Yukarıda bahsedilen ve sistemin işleyişini etkileyen tüm faktörler değerlendirilmiş, Avrupa komisyonu tarafından 3.uygulama dönemi için yeni yaklaşımlar getirilmiştir. 3.uygulama döneminde (2013-2020) AB sera gazı emisyonlarının 2020 yılı itibariyle 1990 seviyelerinden

%20 daha az olması önerilmektedir. Eğer gelişmiş ülkeler arasında uluslar arası bir konsensüs sağlanırsa, seragazlarının %30 azaltılması hedeflenmektedir.

3.uygulama döneminde öne çıkan başlıca revizyon önerileri aşağıda sıralanmıştır. Buna göre;

  • Üye ülkelerin ayrı ayrı olacak şekilde ulusal tahsisat planları hazırlamalarına son verilecek, tüm AB üye ülkeleri için geçerli olacak şekilde tek bir tahsisat planı hazırlanacaktır. Yıllık kotalar 2013-2020 yılları arasında kademeli olarak azaltılacaktır.
  • Tahsisatların 1. ve 2.uygulama dönemlerinin aksine büyük bölümünün açık arttırma usulü ile dağıtılması planlanmaktadır (2013 yılından itibaren enerji sektörünün tüm tahsisatlarının açık arttırma ile dağıtılması, bazı sektörlerde bu oranın farklı uygulanması, bazı enerji yoğun sektörlerde ise hiç uygulanmaması gibi hususlar burada ön plana çıkmaktadır)

9  Ücretsiz tahsisatlar için tüm AB üyesi ülkeleri bağlayacak şekilde harmonize kurallar belirlenecektir.

  •  Açık arttırma ile dağıtılacak tahsisatlarda hakların bir bölümü kişi başı gelir düzeyi diğer üye ülkelere göre daha düşük olan ülkelere verilerek finansal olarak daha güçlü bir yapıya kavuşturulmaları sağlanacaktır.
  •  Aluminyum ve amonyak üretimi yeni sektörler olarak ETS içerisine alınacak, ayrıca

N2O ve PFC parametreleri kapsama sokulacaktır.

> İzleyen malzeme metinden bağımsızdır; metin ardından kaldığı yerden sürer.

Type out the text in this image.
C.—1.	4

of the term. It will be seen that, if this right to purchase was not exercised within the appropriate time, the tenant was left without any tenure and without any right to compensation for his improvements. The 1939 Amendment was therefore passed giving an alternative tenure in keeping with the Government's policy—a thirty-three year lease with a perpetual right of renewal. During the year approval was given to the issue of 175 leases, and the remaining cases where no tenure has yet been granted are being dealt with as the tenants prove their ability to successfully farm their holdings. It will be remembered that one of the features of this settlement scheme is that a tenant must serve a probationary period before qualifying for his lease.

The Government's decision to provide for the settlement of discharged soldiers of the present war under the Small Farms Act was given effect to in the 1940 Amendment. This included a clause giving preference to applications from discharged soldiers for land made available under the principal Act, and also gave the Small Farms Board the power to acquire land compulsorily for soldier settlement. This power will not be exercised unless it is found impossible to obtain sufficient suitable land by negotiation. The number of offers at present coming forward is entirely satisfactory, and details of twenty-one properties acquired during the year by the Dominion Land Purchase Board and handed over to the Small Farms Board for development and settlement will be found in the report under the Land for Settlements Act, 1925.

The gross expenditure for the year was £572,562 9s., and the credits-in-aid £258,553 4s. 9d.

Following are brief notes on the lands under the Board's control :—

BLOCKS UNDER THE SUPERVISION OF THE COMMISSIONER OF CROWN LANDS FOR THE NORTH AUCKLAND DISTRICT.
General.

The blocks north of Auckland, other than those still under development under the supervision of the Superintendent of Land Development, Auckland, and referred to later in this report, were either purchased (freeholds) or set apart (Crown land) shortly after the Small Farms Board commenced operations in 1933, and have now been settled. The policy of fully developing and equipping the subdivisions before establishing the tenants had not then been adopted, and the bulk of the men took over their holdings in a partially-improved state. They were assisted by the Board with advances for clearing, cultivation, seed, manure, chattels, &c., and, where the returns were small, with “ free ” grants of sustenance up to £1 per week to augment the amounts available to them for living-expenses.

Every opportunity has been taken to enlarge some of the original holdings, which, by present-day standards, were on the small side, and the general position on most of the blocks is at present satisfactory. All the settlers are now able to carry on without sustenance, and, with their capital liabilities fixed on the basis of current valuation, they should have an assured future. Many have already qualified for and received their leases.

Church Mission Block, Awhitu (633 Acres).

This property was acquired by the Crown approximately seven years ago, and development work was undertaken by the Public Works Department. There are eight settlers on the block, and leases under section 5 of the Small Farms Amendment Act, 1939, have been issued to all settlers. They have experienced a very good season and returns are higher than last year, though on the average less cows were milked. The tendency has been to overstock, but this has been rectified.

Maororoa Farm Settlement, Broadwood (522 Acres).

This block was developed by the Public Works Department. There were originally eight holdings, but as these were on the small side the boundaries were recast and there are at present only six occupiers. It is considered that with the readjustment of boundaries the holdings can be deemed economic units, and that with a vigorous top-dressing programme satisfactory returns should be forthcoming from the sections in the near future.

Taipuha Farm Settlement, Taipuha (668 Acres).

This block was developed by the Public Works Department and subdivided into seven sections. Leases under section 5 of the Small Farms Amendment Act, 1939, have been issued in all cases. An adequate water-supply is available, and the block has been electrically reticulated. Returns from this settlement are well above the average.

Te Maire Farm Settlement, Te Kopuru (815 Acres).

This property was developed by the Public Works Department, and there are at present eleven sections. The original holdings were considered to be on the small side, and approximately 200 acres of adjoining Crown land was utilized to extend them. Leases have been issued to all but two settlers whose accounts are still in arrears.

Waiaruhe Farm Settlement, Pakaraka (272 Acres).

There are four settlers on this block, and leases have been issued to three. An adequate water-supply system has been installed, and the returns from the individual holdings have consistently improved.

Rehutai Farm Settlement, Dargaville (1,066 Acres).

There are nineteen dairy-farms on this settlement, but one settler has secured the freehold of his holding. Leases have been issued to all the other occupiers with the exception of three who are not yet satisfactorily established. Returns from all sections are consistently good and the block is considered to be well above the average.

  •  Karbon emisyonları fazla olmayan tesisler ETS kapsamı dışına alınacaklardır (yıllık

10000 ton CO2 eşdeğeri emisyondan daha düşük emisyona sebep olan işletmeler).

Söz konusu yaklaşımlar Avrupa konseyi ve Avrupa Parlementosu tarafından onaylandıktan sonra tahminen 2009 yılı içerisinde karar bağlanacaktır.